Die Mitwirkung des vertraglich eingesetzten Erben an der Aufhebung seiner Erbeinsetzung ist höchstpersönlich und kann nicht angefochten werden.

BGH, Urteil vom 20. Dezember 2012 – IX ZR 56/12

Sachverhalt

B. G. (künftig: Schuldnerin) erklärte sich bereit, die über achtzigjährige F. T. (künftig: Erblasserin) bei sich aufzunehmen und sie zu pflegen. In Anerkennung dieser Pflegeleistung setzte die Erblasserin die Schuldnerin im notariellen Vertrag vom 29. Dezember 2003 zur Erbin und die Tochter der Schuldnerin, die Beklagte, zur Ersatzerbin ein. Am 11. Mai 2005 hoben die Vertragsparteien durch notariellen Vertrag die Erbeinsetzung auf. Die Erblasserin setzte – insoweit vertragsgemäß – die Schuldnerin zur alleinigen, nicht befreiten Vorerbin ein. Ferner berief die Erblasserin die Beklagte zur Nacherbin und bestimmte, dass diese auch Ersatzerbin sei.

Auf Antrag eines Gläubigers vom 22. März 2006 wurde am 12. Mai 2006 das Insolvenzverfahren über das Vermögen der Schuldnerin eröffnet und der Kläger zum Insolvenzverwalter bestellt. Am 5. März 2009 verstarb die Erblasserin. Der Kläger focht den zweiten Erbvertrag gegenüber der Beklagten an. Mit der Klage will er erreichen, dass die Beklagte ihre Rechte aus dem zweiten Erbvertrag auf ihn überträgt. Das Landgericht hat der Klage stattgegeben, das Berufungsgericht hat auf die Berufung der Beklagten das Urteil abgeändert und die Klage abgewiesen. Mit seiner vom Berufungsgericht zugelassenen Revision will der Kläger die Wiederherstellung des erstinstanzlichen Urteils erreichen.

Aus den Gründen

Die Revision ist nicht begründet.

I. Das Berufungsgericht hat ausgeführt, der Kläger könne den zweiten Erbvertrag nicht anfechten.

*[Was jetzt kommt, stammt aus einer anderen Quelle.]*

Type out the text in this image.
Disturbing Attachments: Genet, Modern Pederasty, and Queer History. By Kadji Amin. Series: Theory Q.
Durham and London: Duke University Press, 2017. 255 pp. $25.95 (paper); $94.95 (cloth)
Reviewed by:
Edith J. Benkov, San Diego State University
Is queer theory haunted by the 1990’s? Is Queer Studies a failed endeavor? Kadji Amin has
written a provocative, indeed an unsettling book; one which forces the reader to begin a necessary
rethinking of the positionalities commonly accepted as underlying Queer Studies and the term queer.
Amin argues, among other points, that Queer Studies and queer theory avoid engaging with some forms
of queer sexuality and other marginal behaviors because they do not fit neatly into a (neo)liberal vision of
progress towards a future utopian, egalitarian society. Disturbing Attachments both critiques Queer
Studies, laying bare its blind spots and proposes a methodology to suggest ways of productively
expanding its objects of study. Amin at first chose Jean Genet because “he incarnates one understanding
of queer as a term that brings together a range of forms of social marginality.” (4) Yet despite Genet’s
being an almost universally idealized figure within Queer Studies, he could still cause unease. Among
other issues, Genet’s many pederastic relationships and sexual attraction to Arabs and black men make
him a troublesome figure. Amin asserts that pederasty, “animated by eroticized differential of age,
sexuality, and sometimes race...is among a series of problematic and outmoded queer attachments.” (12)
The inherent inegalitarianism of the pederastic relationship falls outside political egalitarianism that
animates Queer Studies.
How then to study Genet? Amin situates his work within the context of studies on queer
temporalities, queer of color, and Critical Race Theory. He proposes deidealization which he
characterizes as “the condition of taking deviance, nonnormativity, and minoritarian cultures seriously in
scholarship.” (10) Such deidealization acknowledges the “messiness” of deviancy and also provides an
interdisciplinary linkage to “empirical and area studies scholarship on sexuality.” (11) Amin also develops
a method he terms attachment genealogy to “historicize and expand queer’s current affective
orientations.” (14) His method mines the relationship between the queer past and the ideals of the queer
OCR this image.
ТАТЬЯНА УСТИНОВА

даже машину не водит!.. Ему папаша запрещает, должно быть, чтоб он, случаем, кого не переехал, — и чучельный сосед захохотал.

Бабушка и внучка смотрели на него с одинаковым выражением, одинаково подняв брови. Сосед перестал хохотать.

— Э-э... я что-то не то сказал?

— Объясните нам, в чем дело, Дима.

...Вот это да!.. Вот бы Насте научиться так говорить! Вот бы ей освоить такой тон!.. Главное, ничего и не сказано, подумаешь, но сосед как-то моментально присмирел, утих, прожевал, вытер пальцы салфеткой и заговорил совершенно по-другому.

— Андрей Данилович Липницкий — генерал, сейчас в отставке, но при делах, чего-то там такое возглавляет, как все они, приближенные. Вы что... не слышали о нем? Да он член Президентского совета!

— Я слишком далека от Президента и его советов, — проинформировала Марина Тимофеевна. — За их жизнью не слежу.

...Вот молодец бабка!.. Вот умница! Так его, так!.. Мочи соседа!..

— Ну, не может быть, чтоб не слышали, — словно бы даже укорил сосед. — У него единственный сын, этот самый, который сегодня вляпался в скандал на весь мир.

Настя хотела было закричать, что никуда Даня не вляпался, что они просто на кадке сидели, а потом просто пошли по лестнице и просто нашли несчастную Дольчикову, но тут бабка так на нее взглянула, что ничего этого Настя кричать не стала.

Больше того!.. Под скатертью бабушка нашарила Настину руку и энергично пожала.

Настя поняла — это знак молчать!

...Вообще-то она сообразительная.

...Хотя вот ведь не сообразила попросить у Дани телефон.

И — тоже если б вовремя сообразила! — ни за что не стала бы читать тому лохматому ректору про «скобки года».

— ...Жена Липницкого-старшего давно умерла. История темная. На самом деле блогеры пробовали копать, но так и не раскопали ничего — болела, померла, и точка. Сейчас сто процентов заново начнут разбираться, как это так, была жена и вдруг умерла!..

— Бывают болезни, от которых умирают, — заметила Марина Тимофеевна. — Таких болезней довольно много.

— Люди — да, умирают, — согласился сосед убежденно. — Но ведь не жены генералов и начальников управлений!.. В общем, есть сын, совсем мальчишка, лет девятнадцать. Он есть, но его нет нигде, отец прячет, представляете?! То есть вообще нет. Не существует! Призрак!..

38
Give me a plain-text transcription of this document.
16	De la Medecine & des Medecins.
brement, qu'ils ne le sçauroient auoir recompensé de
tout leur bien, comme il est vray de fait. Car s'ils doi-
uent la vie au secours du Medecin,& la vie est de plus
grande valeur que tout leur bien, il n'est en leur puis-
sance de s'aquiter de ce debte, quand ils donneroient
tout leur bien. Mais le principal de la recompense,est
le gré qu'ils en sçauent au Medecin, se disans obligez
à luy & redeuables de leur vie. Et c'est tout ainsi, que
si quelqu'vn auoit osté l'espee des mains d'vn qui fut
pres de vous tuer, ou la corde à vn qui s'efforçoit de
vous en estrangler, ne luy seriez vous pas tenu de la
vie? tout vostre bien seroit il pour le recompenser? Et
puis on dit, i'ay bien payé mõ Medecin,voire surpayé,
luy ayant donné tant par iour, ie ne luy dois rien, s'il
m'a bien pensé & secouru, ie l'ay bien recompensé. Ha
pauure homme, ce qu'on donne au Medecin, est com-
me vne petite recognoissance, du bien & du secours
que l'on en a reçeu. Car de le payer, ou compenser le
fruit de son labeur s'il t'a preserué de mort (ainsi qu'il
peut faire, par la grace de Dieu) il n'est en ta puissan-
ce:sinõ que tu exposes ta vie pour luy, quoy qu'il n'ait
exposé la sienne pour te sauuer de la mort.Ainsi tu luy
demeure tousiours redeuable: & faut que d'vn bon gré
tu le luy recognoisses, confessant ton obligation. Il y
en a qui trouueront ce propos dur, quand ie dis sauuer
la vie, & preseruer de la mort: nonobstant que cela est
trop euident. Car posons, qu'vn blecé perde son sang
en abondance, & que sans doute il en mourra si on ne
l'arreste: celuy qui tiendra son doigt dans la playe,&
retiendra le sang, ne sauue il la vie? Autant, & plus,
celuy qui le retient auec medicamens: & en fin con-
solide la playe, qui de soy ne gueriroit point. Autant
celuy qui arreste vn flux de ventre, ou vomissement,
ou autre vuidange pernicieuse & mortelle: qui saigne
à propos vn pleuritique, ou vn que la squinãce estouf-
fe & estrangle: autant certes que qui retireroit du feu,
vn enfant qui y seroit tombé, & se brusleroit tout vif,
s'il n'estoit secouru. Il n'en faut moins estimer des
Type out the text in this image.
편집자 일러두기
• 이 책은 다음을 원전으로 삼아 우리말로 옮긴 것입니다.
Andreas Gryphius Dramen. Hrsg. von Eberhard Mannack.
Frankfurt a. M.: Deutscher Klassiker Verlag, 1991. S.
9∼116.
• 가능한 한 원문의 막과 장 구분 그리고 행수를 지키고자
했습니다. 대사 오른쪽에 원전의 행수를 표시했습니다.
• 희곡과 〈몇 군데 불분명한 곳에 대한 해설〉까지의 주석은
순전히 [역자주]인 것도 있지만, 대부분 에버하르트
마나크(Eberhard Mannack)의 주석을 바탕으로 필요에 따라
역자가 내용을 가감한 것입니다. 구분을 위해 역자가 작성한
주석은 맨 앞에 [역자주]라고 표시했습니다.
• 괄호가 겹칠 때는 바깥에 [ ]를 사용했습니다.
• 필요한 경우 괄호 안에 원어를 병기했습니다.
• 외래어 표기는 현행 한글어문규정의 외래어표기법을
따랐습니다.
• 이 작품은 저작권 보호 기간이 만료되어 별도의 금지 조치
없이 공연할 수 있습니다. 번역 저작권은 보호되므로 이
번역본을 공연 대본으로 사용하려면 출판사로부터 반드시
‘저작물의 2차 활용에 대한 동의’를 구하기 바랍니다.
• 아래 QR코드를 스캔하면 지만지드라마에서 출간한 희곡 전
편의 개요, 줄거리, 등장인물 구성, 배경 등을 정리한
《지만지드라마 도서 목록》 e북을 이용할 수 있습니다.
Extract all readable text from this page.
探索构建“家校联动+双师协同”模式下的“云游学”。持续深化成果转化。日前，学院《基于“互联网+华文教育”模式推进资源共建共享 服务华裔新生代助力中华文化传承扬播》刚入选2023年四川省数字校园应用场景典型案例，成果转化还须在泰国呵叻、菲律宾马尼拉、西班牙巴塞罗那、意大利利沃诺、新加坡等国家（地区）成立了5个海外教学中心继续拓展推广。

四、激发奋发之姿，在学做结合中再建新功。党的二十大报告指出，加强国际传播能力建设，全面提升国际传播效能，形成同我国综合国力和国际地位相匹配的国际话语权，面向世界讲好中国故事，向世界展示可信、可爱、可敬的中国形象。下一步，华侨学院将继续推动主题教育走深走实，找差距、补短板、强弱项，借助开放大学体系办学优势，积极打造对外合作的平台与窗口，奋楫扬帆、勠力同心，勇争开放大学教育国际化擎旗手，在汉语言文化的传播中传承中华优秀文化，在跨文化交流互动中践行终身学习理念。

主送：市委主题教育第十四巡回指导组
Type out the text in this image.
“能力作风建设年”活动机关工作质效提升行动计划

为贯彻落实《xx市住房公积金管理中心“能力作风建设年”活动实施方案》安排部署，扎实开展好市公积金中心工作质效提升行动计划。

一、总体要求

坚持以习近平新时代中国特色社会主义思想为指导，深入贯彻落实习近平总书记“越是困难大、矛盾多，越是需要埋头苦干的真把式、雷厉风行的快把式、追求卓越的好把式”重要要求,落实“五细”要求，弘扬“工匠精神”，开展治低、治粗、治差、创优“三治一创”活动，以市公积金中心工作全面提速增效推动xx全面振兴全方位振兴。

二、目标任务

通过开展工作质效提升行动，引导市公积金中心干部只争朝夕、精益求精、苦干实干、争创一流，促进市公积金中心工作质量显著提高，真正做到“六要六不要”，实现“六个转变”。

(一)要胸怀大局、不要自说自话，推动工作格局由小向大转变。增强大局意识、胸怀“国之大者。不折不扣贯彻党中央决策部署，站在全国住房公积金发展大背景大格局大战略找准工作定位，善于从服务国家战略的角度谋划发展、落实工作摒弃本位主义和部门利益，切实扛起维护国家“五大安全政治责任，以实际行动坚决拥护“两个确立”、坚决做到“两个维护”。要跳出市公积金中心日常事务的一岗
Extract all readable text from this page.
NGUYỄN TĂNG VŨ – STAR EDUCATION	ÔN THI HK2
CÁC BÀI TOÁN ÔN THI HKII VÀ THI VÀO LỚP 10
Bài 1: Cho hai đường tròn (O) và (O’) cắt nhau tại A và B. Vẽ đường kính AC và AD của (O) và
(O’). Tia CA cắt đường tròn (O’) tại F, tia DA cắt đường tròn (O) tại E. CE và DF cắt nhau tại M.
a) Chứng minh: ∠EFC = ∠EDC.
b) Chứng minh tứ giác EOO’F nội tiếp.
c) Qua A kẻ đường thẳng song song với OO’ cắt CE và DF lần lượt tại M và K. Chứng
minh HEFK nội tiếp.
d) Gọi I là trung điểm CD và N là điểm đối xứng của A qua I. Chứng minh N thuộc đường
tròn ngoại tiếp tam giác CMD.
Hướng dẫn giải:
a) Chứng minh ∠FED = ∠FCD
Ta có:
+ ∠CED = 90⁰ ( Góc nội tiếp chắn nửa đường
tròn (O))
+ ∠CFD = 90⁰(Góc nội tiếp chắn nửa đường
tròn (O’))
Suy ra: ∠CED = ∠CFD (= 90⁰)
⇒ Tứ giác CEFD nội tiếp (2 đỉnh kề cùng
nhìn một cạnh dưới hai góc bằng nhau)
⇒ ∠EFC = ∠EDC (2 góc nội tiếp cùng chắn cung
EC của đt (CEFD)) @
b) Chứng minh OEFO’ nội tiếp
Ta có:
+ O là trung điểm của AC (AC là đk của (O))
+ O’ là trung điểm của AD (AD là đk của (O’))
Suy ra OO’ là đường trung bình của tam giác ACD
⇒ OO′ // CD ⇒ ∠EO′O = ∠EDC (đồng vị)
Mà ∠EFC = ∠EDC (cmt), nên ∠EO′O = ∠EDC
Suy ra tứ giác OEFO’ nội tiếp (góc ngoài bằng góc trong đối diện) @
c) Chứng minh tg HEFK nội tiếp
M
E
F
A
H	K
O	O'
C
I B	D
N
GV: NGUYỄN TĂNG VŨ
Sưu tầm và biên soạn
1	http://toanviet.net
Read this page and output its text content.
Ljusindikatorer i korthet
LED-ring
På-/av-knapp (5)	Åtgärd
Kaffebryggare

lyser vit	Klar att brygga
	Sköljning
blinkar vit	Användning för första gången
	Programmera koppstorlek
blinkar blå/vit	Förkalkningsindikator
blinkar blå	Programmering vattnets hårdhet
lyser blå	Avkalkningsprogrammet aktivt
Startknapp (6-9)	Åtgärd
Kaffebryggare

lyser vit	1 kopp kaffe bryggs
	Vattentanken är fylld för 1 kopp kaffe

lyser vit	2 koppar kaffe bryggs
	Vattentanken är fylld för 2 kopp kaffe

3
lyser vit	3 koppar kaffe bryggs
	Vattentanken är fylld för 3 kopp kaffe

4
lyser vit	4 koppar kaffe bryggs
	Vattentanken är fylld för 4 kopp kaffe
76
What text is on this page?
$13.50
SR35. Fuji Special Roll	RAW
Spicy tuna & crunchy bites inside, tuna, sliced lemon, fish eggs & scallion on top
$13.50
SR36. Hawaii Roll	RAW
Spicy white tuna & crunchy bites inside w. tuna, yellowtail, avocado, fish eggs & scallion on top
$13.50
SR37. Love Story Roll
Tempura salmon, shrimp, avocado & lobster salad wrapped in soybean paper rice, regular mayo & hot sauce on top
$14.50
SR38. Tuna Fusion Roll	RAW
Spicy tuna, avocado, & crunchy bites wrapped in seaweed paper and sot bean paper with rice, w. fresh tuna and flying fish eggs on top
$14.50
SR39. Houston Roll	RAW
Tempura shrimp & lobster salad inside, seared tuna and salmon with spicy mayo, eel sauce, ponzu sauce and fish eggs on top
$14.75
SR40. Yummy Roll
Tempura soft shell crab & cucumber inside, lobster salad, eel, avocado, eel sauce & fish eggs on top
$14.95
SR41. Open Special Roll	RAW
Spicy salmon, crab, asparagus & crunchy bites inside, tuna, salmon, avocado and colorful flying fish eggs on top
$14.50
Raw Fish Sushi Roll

Dagegen spreche § 83 Abs. 1 InsO. Nach dieser Vorschrift stehe allein dem Schuldner nach Eintritt des Erbfalls die höchstpersönliche Entscheidung zu, ob er den ihm letztwillig zugedachten Vermögenszuwachs annehme oder ausschlage. Deswegen sei diese Entscheidung nicht anfechtbar. Ebenso wenig sei der Erbverzicht anfechtbar. Beide Entscheidungen müsse der Insolvenzverwalter hinnehmen. Denn durch diese Handlungen werde aus dem Vermögen des Schuldners nichts veräußert, weggegeben oder aufgegeben, sondern nur ein angetragener Erwerb abgelehnt. Nichts anderes könne deswegen für die streitgegenständlichen Erbverträge gelten, zumal die Beklagte im ersten Erbvertrag als Ersatzerbin eingesetzt worden sei.

II. Diese rechtliche Würdigung hält den Angriffen der Revision Stand. Sie richtet sich aus an der Rechtsprechung des Senats zum erbrechtlichen Erwerb im Insolvenzverfahren. Danach kann der Kläger weder die im zweiten Erbvertrag vom 11. Mai 2005 vereinbarte Aufhebung der im ersten Erbvertrag vom 29. Dezember 2003 erfolgten Erbeinsetzung der Schuldnerin noch ihre Mitwirkung am zweiten Erbvertrag noch die Erbeinsetzung der Beklagten als Nacherbin anfechten.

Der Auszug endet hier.